At this time last year there were fears that the streets of Addis Ababa would be swamped by hordes of hungry, desperate farmers and their families, forced to turn their backs on the land. But though the arrival of food aid, and in some cases long awaited rains, seems for now to have stopped any stampede to the cities, the country’s Prime Minister, Meles Zenawi, who first warned the world that disaster could be coming, says famine still stalks many parts of the nation. "Our worst fears have not materialised, fortunately. We have not been able to avoid deaths completely, but we have succeeded in avoiding mass deaths that we felt were just around the corner,” he said. “But the structural problems remain, and in the nomadic parts of the country, the South and the East, we should have had rains in October, but they were delayed for more than a month. We do not yet know whether that part of the country is out of the woods. "
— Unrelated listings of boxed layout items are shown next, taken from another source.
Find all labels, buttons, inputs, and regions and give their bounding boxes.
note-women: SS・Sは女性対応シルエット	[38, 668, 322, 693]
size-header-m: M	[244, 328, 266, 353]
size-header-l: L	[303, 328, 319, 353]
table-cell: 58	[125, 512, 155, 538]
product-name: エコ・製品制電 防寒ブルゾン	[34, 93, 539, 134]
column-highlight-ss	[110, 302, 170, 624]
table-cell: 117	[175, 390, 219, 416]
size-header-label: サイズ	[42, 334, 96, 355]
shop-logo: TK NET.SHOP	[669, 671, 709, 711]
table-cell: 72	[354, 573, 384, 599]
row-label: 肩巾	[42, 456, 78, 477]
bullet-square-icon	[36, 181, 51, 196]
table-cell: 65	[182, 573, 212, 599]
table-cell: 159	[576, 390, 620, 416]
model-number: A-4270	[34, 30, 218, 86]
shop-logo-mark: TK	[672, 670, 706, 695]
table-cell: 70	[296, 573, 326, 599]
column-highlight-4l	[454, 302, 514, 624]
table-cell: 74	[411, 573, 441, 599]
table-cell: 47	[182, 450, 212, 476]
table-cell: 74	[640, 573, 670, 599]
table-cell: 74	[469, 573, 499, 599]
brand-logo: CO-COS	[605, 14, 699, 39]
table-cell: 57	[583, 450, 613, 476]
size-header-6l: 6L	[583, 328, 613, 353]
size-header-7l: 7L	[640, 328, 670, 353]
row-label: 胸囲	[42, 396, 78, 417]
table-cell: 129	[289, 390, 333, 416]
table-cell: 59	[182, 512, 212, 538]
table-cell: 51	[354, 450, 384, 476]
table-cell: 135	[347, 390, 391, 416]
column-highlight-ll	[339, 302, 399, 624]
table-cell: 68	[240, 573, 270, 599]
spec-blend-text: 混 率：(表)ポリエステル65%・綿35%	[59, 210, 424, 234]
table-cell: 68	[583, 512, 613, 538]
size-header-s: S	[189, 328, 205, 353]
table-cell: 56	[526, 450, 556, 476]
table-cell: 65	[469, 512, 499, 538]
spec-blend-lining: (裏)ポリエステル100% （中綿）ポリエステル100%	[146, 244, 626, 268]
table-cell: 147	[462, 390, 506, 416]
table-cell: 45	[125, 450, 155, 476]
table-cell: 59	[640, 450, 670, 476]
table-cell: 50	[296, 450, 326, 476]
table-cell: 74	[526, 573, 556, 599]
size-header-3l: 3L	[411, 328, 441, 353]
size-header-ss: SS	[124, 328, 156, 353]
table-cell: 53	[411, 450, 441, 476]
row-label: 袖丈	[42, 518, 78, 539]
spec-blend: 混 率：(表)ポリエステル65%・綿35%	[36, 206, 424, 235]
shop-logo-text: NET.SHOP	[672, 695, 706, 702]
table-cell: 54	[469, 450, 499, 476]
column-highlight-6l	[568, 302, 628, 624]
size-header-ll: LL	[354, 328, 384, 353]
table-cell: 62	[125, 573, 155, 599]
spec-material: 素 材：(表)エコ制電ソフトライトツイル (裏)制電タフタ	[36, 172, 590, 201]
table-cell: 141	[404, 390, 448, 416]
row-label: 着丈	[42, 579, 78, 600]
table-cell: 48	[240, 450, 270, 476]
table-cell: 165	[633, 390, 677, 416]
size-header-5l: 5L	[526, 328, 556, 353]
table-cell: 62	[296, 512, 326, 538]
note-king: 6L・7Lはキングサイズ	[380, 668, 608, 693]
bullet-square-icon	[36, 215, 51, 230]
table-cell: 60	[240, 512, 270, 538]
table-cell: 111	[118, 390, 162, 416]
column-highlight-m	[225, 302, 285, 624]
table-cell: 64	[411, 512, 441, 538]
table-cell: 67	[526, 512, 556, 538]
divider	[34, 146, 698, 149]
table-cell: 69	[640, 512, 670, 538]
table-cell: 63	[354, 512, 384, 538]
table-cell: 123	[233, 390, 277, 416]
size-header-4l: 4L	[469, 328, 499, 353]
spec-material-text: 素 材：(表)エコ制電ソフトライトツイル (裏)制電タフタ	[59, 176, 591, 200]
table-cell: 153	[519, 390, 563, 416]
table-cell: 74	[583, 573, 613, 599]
At an emergency relief centre run by Oxfam to the west of Dire Dawa near the Somali border, several hundred people were queueing for grain. One frail old man with a large crooked stick rested on a sack he’d managed to drag away from the throng. Spotting my microphone, a jostling crowd of mainly mothers and young children pushed forward to tell their stories. I asked one man whether he was hopeful that things would get better. He was not.

But drive for less than half hour back towards the capital and you find water rushing down from the mountains above. A group of farmers were singing and sytheing their way through fields of crops, fearing their harvest could soon be spoiled by rain, as thick white clouds filled the sky. Drive on just a little further, the singing stops, and the ground, once again, crumbles to dust beneath your feet.

At a small clinic in the province of Orimiya, south of Addis Ababa, a baby was crying - not because of lack of water, but because it was in pain, suffering from a disease that could be cured by drugs. But these cost money. Most people here don’t have much of that after being forced to sell their animals during the height of the drought to buy seeds for crops that failed. In an area where malaria is becoming an ever bigger problem, such poverty can be fatal. I spoke to theDoctor who runs the clinic: “we still have a shortage of medicine - especially emergency drugs,” he said.I asked him what people did when they needed treatment. He explained that they had to get drugs from private pharmacies: that many died as a result of malnourishment, because they had to sell their crops to buy drugs. “Malnourishment among children under five in this area is almost 80%, so if these people get a disease their only choice they have is to die."

A typical family in this area, as in many other parts of Ethiopia, has six or seven children. The population is soaring by three per cent a year, but there’s no such increase in the amount of arable land or food to eat. This greatly worries Martti Ahtisaari, the UN Secretary General’s special envoy for the Humanitarian Crisis in the Horn of Africa. "In the past there was one drought every seven to ten years. Now there is one nearly every year, or every second year. They have become much more frequent, and there is very little that one can do, except to be more prepared.”

This opinion is shared by the Ethiopian Economic Policy Research Institute. It’s Director, Dr. Berhanu Nega, says that if current trends continue things may soon go from bad to very bad indeed: "The number of people that need continuous help even under good rain conditions is now about 6 million, which was the peak of the famine in 1984 / 85, and during drought years like last year this figure is increased to 14 million,” he explained. “If we look at this trend closely, over time, our predictions show by 2028 you'd have something like 50 million people affected. This would fundamentally change what is happening in Ethiopian culture: a disaster is bound to come."